I'm having trouble solving the following problem.
A vector-valued function $F$, which is never zero and has a continuous derivative $F'(t)$ for all $t$, is always parallel to its derivative. Prove that there is a constant vector $A$ and a positive real-valued function $u$ such that $F(t)=u(t)A$ for all $t$.
My idea is to use the second fundamental theorem of calculus, $F(x)=F(c)+\int_c^xF'(t)dt$, and the fact that $F\times F'=0$, from the hypotheses that $F'$ is continuous and parallel to $F$. However, I can't get any further from here. I would appreciate any solutions, hints or suggestions.

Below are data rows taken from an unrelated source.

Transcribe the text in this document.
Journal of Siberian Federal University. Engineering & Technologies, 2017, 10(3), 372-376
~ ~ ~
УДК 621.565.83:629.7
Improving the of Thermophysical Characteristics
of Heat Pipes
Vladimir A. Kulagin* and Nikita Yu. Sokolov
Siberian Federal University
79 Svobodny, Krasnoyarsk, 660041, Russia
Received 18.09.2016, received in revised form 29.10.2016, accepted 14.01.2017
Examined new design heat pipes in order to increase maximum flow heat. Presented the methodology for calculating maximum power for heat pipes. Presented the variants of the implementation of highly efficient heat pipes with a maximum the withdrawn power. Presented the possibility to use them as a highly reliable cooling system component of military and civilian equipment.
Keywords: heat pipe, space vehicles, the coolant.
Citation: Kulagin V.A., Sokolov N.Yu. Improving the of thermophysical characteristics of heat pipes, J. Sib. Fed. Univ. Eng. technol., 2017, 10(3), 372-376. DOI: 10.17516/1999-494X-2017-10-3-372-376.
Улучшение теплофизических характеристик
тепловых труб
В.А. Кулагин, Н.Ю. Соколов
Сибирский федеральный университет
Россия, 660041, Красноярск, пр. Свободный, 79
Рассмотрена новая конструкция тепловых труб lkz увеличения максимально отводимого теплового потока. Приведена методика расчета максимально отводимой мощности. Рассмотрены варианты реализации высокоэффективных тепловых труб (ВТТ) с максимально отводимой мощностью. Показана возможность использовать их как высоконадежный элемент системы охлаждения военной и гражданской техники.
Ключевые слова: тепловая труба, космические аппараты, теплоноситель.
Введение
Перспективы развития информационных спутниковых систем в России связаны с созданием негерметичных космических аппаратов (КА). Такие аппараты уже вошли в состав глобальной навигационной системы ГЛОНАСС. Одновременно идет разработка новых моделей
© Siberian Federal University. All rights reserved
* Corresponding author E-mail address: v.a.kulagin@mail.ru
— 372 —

By hypothesis, there exists a scalar function $\lambda(t)$ such that $F'(t) = \lambda(t) F(t)$. So if $F = (F_1,F_2,\ldots, F_n)$, we have $F_i'(t) = \lambda(t) F_i(t)$ for $i = 1,2,\ldots, n$. Hence $F_i(t) = F_i(0)e^{\int_0^t \lambda(s)\, ds}$ for all $i$. Let $A = (F_1(0), F_2(0),\ldots, F_n(0))$ and $u(t) = e^{\int_0^t \lambda(s)\, ds}$. Then $F(t) = u(t)A$ for all $t$.